L’unico figlio
- Autore: Anne Holt
- Genere: Gialli, Noir, Thriller
- Casa editrice: Einaudi
- Anno di pubblicazione: 2011
La scrittrice norvegese Anne Holt ha pubblicato nel 2011 per Einaudi Stile Libero il romanzo “L’unico figlio”. I libri precedenti erano certamente più accattivanti e la suspense più forte ed efficace, questo romanzo invece, anche se ben scritto e altrettanto ben costruito, soprattutto nel finale, mi è apparso più opaco e meno coinvolgente.
I personaggi del romanzo
Alcuni dei personaggi principali sono appena tratteggiati, mentre è molto efficace il ritratto della commissaria di polizia che dirige l’inchiesta, la bella Hanne Wilhelmsen, la migliore detective di Oslo anche se alle prese con un problema personale di natura privata: la sua compagna di vita è una donna, Cecilie, e l’omosessualità femminile viene presentata come un problema non del tutto risolto ed accettato anche nella civile ed evoluta Norvegia.
La trama del romanzo
La scena del crimine che la Holt ci racconta è una casa-famiglia con otto bambini difficili, ai quali si aggiunge il dodicenne Olav, un ragazzo obeso e caratteriale, che da subito mette alla prova le capacità pedagogiche e psicologiche degli educatori della casa: la direttrice, Agnes, la sua vice Maren, e altri personaggi di contorno.
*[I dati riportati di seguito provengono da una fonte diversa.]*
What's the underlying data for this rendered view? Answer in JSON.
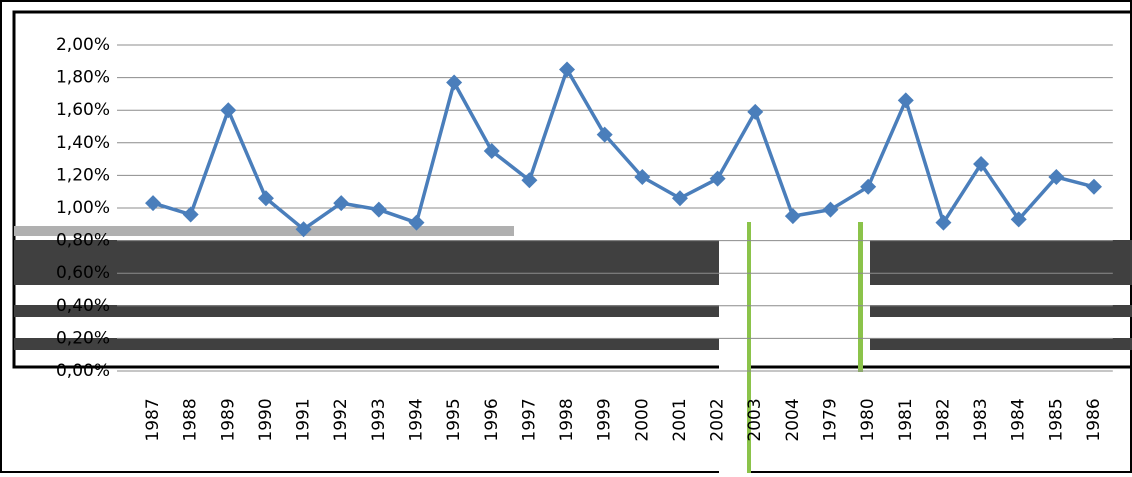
{
  "chart_data": {
    "type": "line",
    "categories": [
      "1987",
      "1988",
      "1989",
      "1990",
      "1991",
      "1992",
      "1993",
      "1994",
      "1995",
      "1996",
      "1997",
      "1998",
      "1999",
      "2000",
      "2001",
      "2002",
      "2003",
      "2004",
      "1979",
      "1980",
      "1981",
      "1982",
      "1983",
      "1984",
      "1985",
      "1986"
    ],
    "series": [
      {
        "color": "#4a7ebb",
        "values": [
          1.03,
          0.96,
          1.6,
          1.06,
          0.87,
          1.03,
          0.99,
          0.91,
          1.77,
          1.35,
          1.17,
          1.85,
          1.45,
          1.19,
          1.06,
          1.18,
          1.59,
          0.95,
          0.99,
          1.13,
          1.66,
          0.91,
          1.27,
          0.93,
          1.19,
          1.13
        ]
      }
    ],
    "ylim": [
      0,
      2
    ],
    "yticks": [
      {
        "value": 0,
        "label": "0,00%"
      },
      {
        "value": 0.2,
        "label": "0,20%"
      },
      {
        "value": 0.4,
        "label": "0,40%"
      },
      {
        "value": 0.6,
        "label": "0,60%"
      },
      {
        "value": 0.8,
        "label": "0,80%"
      },
      {
        "value": 1,
        "label": "1,00%"
      },
      {
        "value": 1.2,
        "label": "1,20%"
      },
      {
        "value": 1.4,
        "label": "1,40%"
      },
      {
        "value": 1.6,
        "label": "1,60%"
      },
      {
        "value": 1.8,
        "label": "1,80%"
      },
      {
        "value": 2,
        "label": "2,00%"
      }
    ],
    "grid": true
  }
}
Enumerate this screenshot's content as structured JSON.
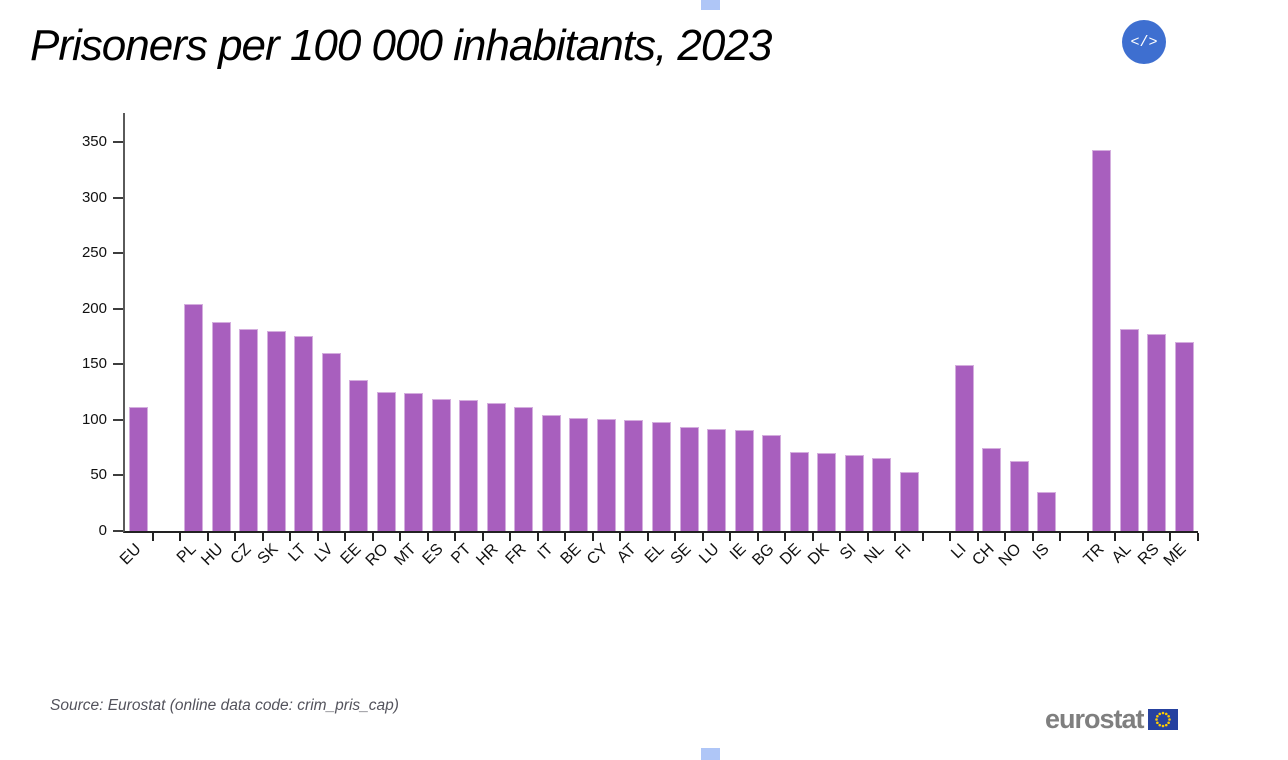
{
  "page": {
    "title": "Prisoners per 100 000 inhabitants, 2023",
    "embed_button": {
      "glyph": "</>",
      "color": "#3e6fd0"
    },
    "source_note": "Source: Eurostat (online data code: crim_pris_cap)",
    "logo": {
      "text": "eurostat",
      "flag_blue": "#26419f",
      "star_yellow": "#ffcc00"
    },
    "handle_color": "#afc6f7"
  },
  "chart_data": {
    "type": "bar",
    "title": "Prisoners per 100 000 inhabitants, 2023",
    "xlabel": "",
    "ylabel": "",
    "ylim": [
      0,
      376
    ],
    "yticks": [
      0,
      50,
      100,
      150,
      200,
      250,
      300,
      350
    ],
    "grid": false,
    "legend": "none",
    "bar_color": "#a85fbe",
    "categories": [
      "EU",
      "",
      "PL",
      "HU",
      "CZ",
      "SK",
      "LT",
      "LV",
      "EE",
      "RO",
      "MT",
      "ES",
      "PT",
      "HR",
      "FR",
      "IT",
      "BE",
      "CY",
      "AT",
      "EL",
      "SE",
      "LU",
      "IE",
      "BG",
      "DE",
      "DK",
      "SI",
      "NL",
      "FI",
      "",
      "LI",
      "CH",
      "NO",
      "IS",
      "",
      "TR",
      "AL",
      "RS",
      "ME"
    ],
    "values": [
      112,
      null,
      204,
      188,
      182,
      180,
      175,
      160,
      136,
      125,
      124,
      119,
      118,
      115,
      112,
      104,
      102,
      101,
      100,
      98,
      94,
      92,
      91,
      86,
      71,
      70,
      68,
      66,
      53,
      null,
      149,
      75,
      63,
      35,
      null,
      343,
      182,
      177,
      170
    ],
    "groups": [
      {
        "name": "eu-aggregate",
        "members": [
          "EU"
        ]
      },
      {
        "name": "eu-countries",
        "members": [
          "PL",
          "HU",
          "CZ",
          "SK",
          "LT",
          "LV",
          "EE",
          "RO",
          "MT",
          "ES",
          "PT",
          "HR",
          "FR",
          "IT",
          "BE",
          "CY",
          "AT",
          "EL",
          "SE",
          "LU",
          "IE",
          "BG",
          "DE",
          "DK",
          "SI",
          "NL",
          "FI"
        ]
      },
      {
        "name": "efta-countries",
        "members": [
          "LI",
          "CH",
          "NO",
          "IS"
        ]
      },
      {
        "name": "candidate-countries",
        "members": [
          "TR",
          "AL",
          "RS",
          "ME"
        ]
      }
    ]
  }
}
Tutti in realtà hanno qualcosa da nascondere, nessuno è del tutto innocente, ma quando la direttrice viene trovata uccisa alla sua scrivania con un coltello nella schiena, il giallo diventa molto difficile da dipanare e il vero colpevole stenta a venire allo scoperto.
L’aspetto più interessante del libro è l’attenta analisi psicologica dei personaggi, che ci raccontano uno spaccato della società norvegese e della violenza sottile che sottende quel mondo dal clima gelido e dai sentimenti raggelati. I ragazzini che la struttura di accoglienza ospita sono guardati da persone difficili ed infelici: Maren, Terje, Cathrine, la stessa Agnes sono coinvolti in storie pregresse che li rendono inaffidabili e instabili. Molto efficace il racconto della totale infelicità di Olav e di sua madre Birgitte: anche in un paese dal welfare potente e solido, la malattia mentale resta un tabù sociale difficile da superare e capace di distruggere interi nuclei familiari.
Un libro che volendo essere un thriller scandinavo, come la moda letteraria impone, finisce invece per essere un romanzo sulla impossibilità di vivere la normalità della famiglia. La Holt è maestra nel descrivere il degrado fisico e psicologico a cui la malattia mentale può condurre, anche se il protagonista è solo un ragazzino di appena dodici anni.